Reaction to fire vs. fire resistance
When it comes to the ability of any insulation material to withstand fire, two key factors are the material’s reaction to fire performance and its fire resistance. For safety reasons, it is crucial to understand the difference between them.
Reaction to fire
Reaction to fire indicates if the material supplies fuel to the fire before the flashover. This classification system is composed of seven groups ranking from A1 to F, where A1 is made up of non-combustible products and F of easily flammable products (Euroclass: A1 / A2 / B / C / D / E / F).
On top of the classes, there are two additional classification criteria – S and D:
- • S refers to smoke production. Products classified S1, contrary to those classified S3, produce small amounts of smoke. The smoke is released in a slow manner.
- • D index refers to the generation of flaming droplets (D2 being the least favourable).
Fire resistance is the capacity of a construction element (system) to maintain its LOAD-BEARING FUNCTION, INTEGRITY and THERMAL INSULATION properties during a specific period.
Three performance characteristics need to be assessed in order to classify the fire resistance of a building element: load-bearing capacity, integrity and insulation. Certain other optional characteristics can also be assessed, e.g. radiation, mechanical aspects, self-closing ability and smoke leakage.

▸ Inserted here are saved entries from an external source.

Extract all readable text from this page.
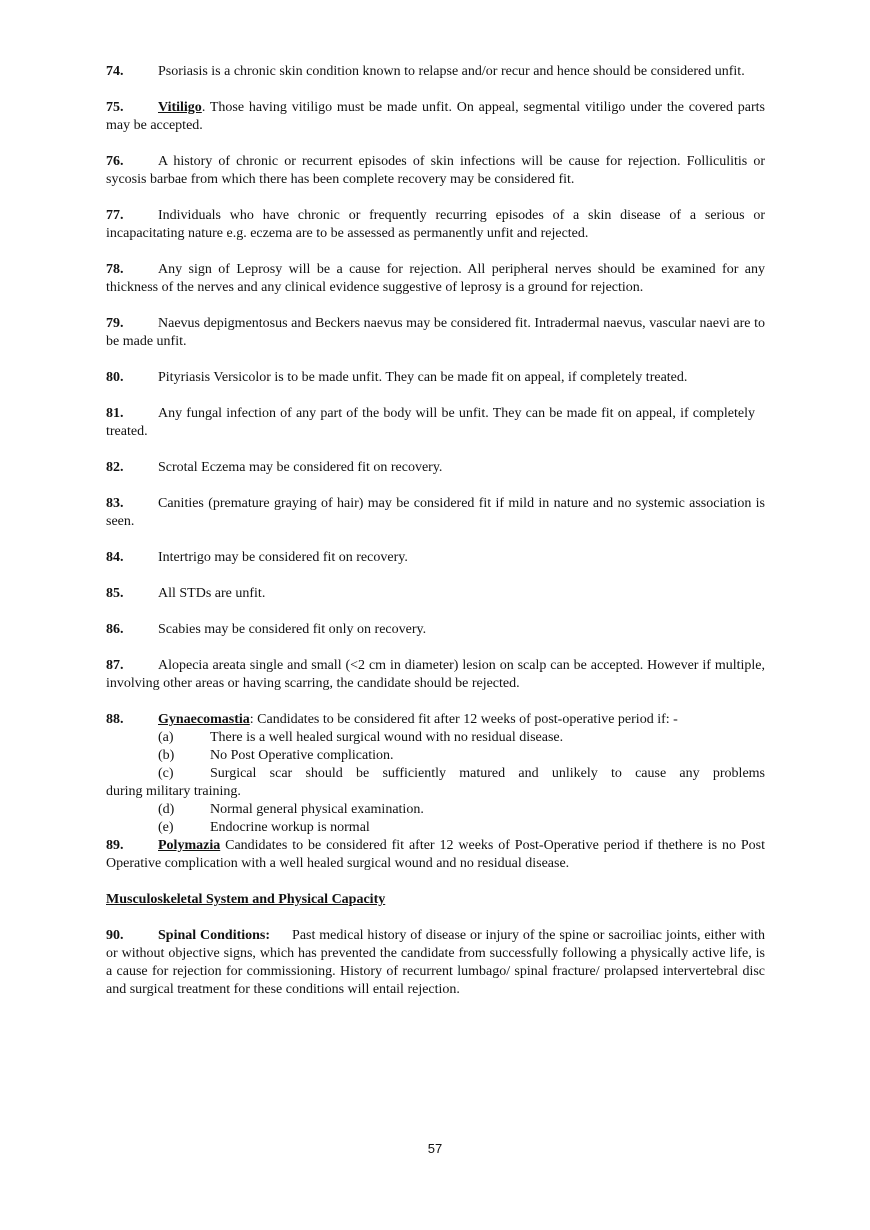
74. Psoriasis is a chronic skin condition known to relapse and/or recur and hence should be considered unfit.

75. Vitiligo. Those having vitiligo must be made unfit. On appeal, segmental vitiligo under the covered parts may be accepted.

76. A history of chronic or recurrent episodes of skin infections will be cause for rejection. Folliculitis or sycosis barbae from which there has been complete recovery may be considered fit.

77. Individuals who have chronic or frequently recurring episodes of a skin disease of a serious or incapacitating nature e.g. eczema are to be assessed as permanently unfit and rejected.

78. Any sign of Leprosy will be a cause for rejection. All peripheral nerves should be examined for any thickness of the nerves and any clinical evidence suggestive of leprosy is a ground for rejection.

79. Naevus depigmentosus and Beckers naevus may be considered fit. Intradermal naevus, vascular naevi are to be made unfit.

80. Pityriasis Versicolor is to be made unfit. They can be made fit on appeal, if completely treated.

81. Any fungal infection of any part of the body will be unfit. They can be made fit on appeal, if completely treated.

82. Scrotal Eczema may be considered fit on recovery.

83. Canities (premature graying of hair) may be considered fit if mild in nature and no systemic association is seen.

84. Intertrigo may be considered fit on recovery.

85. All STDs are unfit.

86. Scabies may be considered fit only on recovery.

87. Alopecia areata single and small (<2 cm in diameter) lesion on scalp can be accepted. However if multiple, involving other areas or having scarring, the candidate should be rejected.

88. Gynaecomastia: Candidates to be considered fit after 12 weeks of post-operative period if: -

(a)	There is a well healed surgical wound with no residual disease.

(b)	No Post Operative complication.

(c)	Surgical scar should be sufficiently matured and unlikely to cause any problems

during military training.

(d)	Normal general physical examination.

(e)	Endocrine workup is normal

89. Polymazia Candidates to be considered fit after 12 weeks of Post-Operative period if thethere is no Post Operative complication with a well healed surgical wound and no residual disease.

Musculoskeletal System and Physical Capacity

90. Spinal Conditions: Past medical history of disease or injury of the spine or sacroiliac joints, either with or without objective signs, which has prevented the candidate from successfully following a physically active life, is a cause for rejection for commissioning. History of recurrent lumbago/ spinal fracture/ prolapsed intervertebral disc and surgical treatment for these conditions will entail rejection.

57
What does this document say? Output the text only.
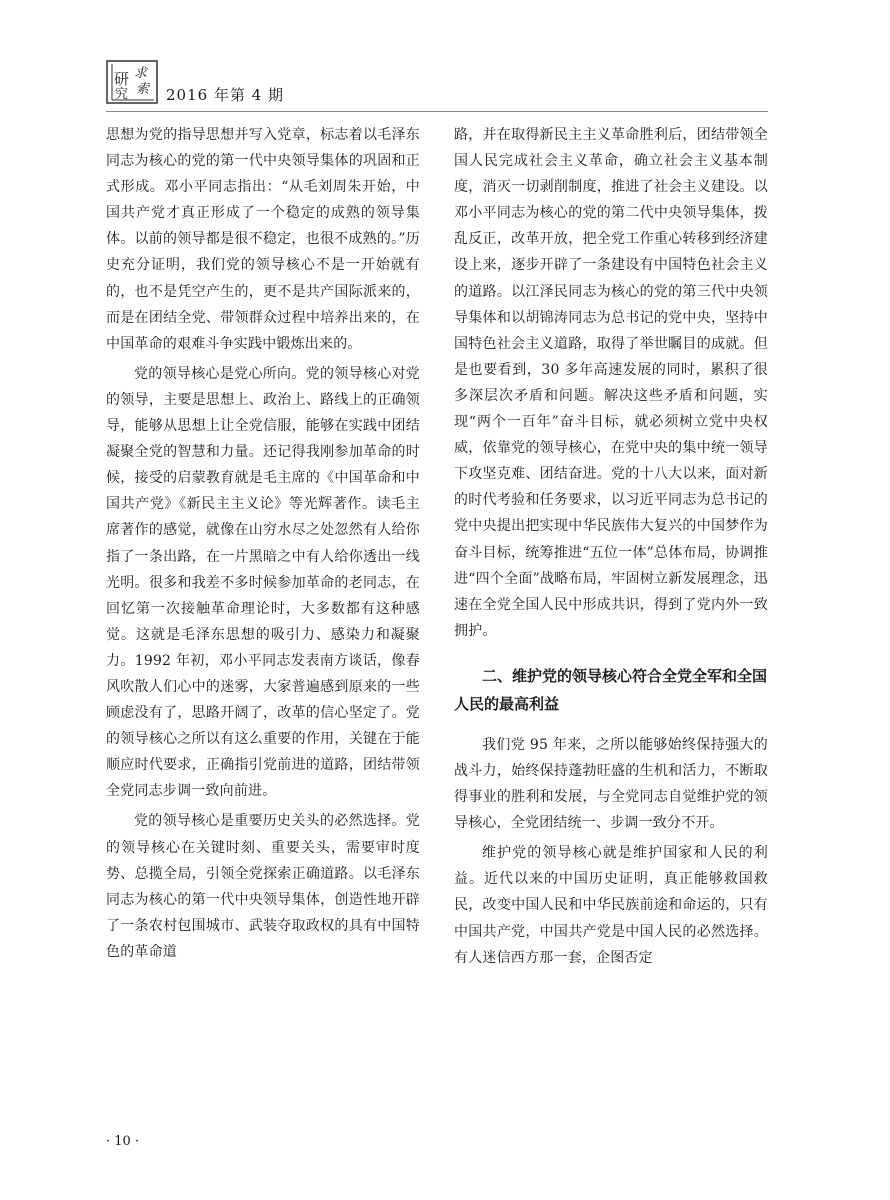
研
究
求
索 2016 年第 4 期

思想为党的指导思想并写入党章，标志着以毛泽东同志为核心的党的第一代中央领导集体的巩固和正式形成。邓小平同志指出：“从毛刘周朱开始，中国共产党才真正形成了一个稳定的成熟的领导集体。以前的领导都是很不稳定，也很不成熟的。”历史充分证明，我们党的领导核心不是一开始就有的，也不是凭空产生的，更不是共产国际派来的，而是在团结全党、带领群众过程中培养出来的，在中国革命的艰难斗争实践中锻炼出来的。

党的领导核心是党心所向。党的领导核心对党的领导，主要是思想上、政治上、路线上的正确领导，能够从思想上让全党信服，能够在实践中团结凝聚全党的智慧和力量。还记得我刚参加革命的时候，接受的启蒙教育就是毛主席的《中国革命和中国共产党》《新民主主义论》等光辉著作。读毛主席著作的感觉，就像在山穷水尽之处忽然有人给你指了一条出路，在一片黑暗之中有人给你透出一线光明。很多和我差不多时候参加革命的老同志，在回忆第一次接触革命理论时，大多数都有这种感觉。这就是毛泽东思想的吸引力、感染力和凝聚力。1992 年初，邓小平同志发表南方谈话，像春风吹散人们心中的迷雾，大家普遍感到原来的一些顾虑没有了，思路开阔了，改革的信心坚定了。党的领导核心之所以有这么重要的作用，关键在于能顺应时代要求，正确指引党前进的道路，团结带领全党同志步调一致向前进。

党的领导核心是重要历史关头的必然选择。党的领导核心在关键时刻、重要关头，需要审时度势、总揽全局，引领全党探索正确道路。以毛泽东同志为核心的第一代中央领导集体，创造性地开辟了一条农村包围城市、武装夺取政权的具有中国特色的革命道

路，并在取得新民主主义革命胜利后，团结带领全国人民完成社会主义革命，确立社会主义基本制度，消灭一切剥削制度，推进了社会主义建设。以邓小平同志为核心的党的第二代中央领导集体，拨乱反正，改革开放，把全党工作重心转移到经济建设上来，逐步开辟了一条建设有中国特色社会主义的道路。以江泽民同志为核心的党的第三代中央领导集体和以胡锦涛同志为总书记的党中央，坚持中国特色社会主义道路，取得了举世瞩目的成就。但是也要看到，30 多年高速发展的同时，累积了很多深层次矛盾和问题。解决这些矛盾和问题，实现“两个一百年”奋斗目标，就必须树立党中央权威，依靠党的领导核心，在党中央的集中统一领导下攻坚克难、团结奋进。党的十八大以来，面对新的时代考验和任务要求，以习近平同志为总书记的党中央提出把实现中华民族伟大复兴的中国梦作为奋斗目标，统筹推进“五位一体”总体布局，协调推进“四个全面”战略布局，牢固树立新发展理念，迅速在全党全国人民中形成共识，得到了党内外一致拥护。

二、维护党的领导核心符合全党全军和全国人民的最高利益

我们党 95 年来，之所以能够始终保持强大的战斗力，始终保持蓬勃旺盛的生机和活力，不断取得事业的胜利和发展，与全党同志自觉维护党的领导核心，全党团结统一、步调一致分不开。

维护党的领导核心就是维护国家和人民的利益。近代以来的中国历史证明，真正能够救国救民，改变中国人民和中华民族前途和命运的，只有中国共产党，中国共产党是中国人民的必然选择。有人迷信西方那一套，企图否定

· 10 ·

The standard fire resistance rating values are 15, 30, 45, 60, 90, 120, 180 and 240 minutes. This rating typically means the period during which a passive fire protection system / construction element can withstand a standard fire resistance test. This can be quantified simply as a measure of time or instead, it may entail a host of other criteria, e.g. other evidence of functionality or fitness for purpose.